Sunday, September 19, 2010

Social Engagement

I have mixed feelings about Alanna's clinical psychologist lately.  On the one hand, he impressed me greatly this week when he said that Alanna is making good progress but he is concerned about her engagement and lack of initiation.
He is concerned she is too passive; taking direction but not initiating on her own enough.  Now, I agree with him completely, but Alanna does initiate to ask for things.  She asks for things all the time and if she wants you for something, she can be persistent!  However, she is often content to observe in a social situation and either zone out or wait to be invited to participate rather than go and do something.  For example, at pre-school, she will play with toys, but she will not go and pick something out she likes and play spontaneously.  You have to ask her to pick one or show her one to play with it.  This is fairly typical of how she is at home as well.

So the psychologist agrees with me in that he believes the ABLLS-R is not helpful for social programming.  His solution is to adapt RDI activities to increase engagement and initiation.  We will definitely be doing that.  However, he is also leery of us consulting with another behaviour analyst to get the programming and training in place.  Many ITs are very comfortable with discrete trial but engagement activities need to be more natural environment because by prompting you are kind of defeating the purpose.  The person with which we want to consult is someone with lots of experience in this area.  We think everyone will benefit from their knowledge.  How frustrating!


  1. Have you ever read my posts about learned helplessness and mommy radar? (Read from the bottom up):

  2. Thanks Penny, good reading.
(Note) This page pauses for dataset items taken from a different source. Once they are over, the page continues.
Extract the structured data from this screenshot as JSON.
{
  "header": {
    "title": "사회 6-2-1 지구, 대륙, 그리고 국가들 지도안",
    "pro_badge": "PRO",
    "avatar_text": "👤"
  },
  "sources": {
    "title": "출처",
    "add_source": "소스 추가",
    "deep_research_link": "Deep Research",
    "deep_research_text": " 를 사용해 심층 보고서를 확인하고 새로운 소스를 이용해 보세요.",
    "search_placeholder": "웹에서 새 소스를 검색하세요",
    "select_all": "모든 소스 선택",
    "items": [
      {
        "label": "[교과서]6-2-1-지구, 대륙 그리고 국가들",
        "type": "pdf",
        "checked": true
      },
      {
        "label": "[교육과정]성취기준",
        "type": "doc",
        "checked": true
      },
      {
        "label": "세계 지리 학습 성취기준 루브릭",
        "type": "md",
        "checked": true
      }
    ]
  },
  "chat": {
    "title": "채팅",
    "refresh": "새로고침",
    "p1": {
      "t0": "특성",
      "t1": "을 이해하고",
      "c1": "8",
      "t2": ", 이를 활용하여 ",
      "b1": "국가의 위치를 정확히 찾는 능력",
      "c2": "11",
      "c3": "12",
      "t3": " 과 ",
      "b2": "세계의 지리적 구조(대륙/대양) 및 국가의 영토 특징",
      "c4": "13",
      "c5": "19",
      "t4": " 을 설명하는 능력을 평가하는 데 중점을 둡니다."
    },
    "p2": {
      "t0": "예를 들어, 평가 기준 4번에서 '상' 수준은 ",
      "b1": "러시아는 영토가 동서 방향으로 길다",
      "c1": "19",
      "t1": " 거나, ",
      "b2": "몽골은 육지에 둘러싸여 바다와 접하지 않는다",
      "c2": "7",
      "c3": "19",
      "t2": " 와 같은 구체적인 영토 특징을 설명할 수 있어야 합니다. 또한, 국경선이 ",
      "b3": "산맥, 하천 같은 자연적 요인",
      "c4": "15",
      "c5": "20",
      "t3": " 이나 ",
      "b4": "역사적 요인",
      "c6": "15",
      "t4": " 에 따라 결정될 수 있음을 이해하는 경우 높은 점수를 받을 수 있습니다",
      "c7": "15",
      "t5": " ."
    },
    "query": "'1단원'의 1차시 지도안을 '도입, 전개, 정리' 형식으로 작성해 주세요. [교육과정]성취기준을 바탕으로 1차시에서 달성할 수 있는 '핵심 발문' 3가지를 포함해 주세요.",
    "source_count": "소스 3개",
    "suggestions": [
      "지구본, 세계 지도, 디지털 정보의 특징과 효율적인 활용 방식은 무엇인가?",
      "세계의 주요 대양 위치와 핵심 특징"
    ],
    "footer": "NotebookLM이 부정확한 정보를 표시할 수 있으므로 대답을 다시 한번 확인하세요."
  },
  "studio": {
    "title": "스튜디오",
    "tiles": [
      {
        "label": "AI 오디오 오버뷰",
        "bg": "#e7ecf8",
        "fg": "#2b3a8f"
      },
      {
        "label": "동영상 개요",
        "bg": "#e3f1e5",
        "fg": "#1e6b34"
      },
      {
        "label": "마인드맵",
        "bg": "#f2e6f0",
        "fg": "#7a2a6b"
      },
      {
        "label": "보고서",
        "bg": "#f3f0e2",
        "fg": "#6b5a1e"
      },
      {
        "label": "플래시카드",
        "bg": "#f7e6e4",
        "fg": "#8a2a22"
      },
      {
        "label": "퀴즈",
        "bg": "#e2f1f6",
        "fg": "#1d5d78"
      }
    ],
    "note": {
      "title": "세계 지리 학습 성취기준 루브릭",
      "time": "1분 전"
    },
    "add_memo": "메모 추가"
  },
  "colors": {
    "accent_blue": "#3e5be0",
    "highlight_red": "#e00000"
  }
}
I am just realizing that now and it is ironic that I was telling the psychologist and senior therapist the other day sometimes I don't know what Alanna can do because frankly I don't let her try! Then she learns she doesn't need to do it herself.

  3. Slow down and give her opportunities to join you, to be competent with you at non-verbal levels. Don't dress her without her *active* participation. Hold the neck opening of her shirt open and sit, silently, but invitingly, waiting for her to shift her attention, her gaze, and notice, and to take her own action to insert her own head. The more silent you are, the more she has to reference you - her attention will change, and improve, then allow her opportunities to join you, to be competent, to be successful *with* you. Don't tell her "good job" - let her competency be the reward - and the more non-verbal interactions you can offer her, the more quickly she'll join others outside her relationship with mom and dad. Allow her opportunities to feel her own body reaching, stretching, inserting an arm into a coat sleeve - she needs to feel herSELF taking an action - and then she will begin to join others without prompting. That's what we experienced when we quit prompting and began slowing to offer more opportunities. Being quiet and stopping the prompting was hard for me because that's what we'd been taught, what we'd done for 3+ years, and I thought that was the only way my girl could learn. (I was wrong.)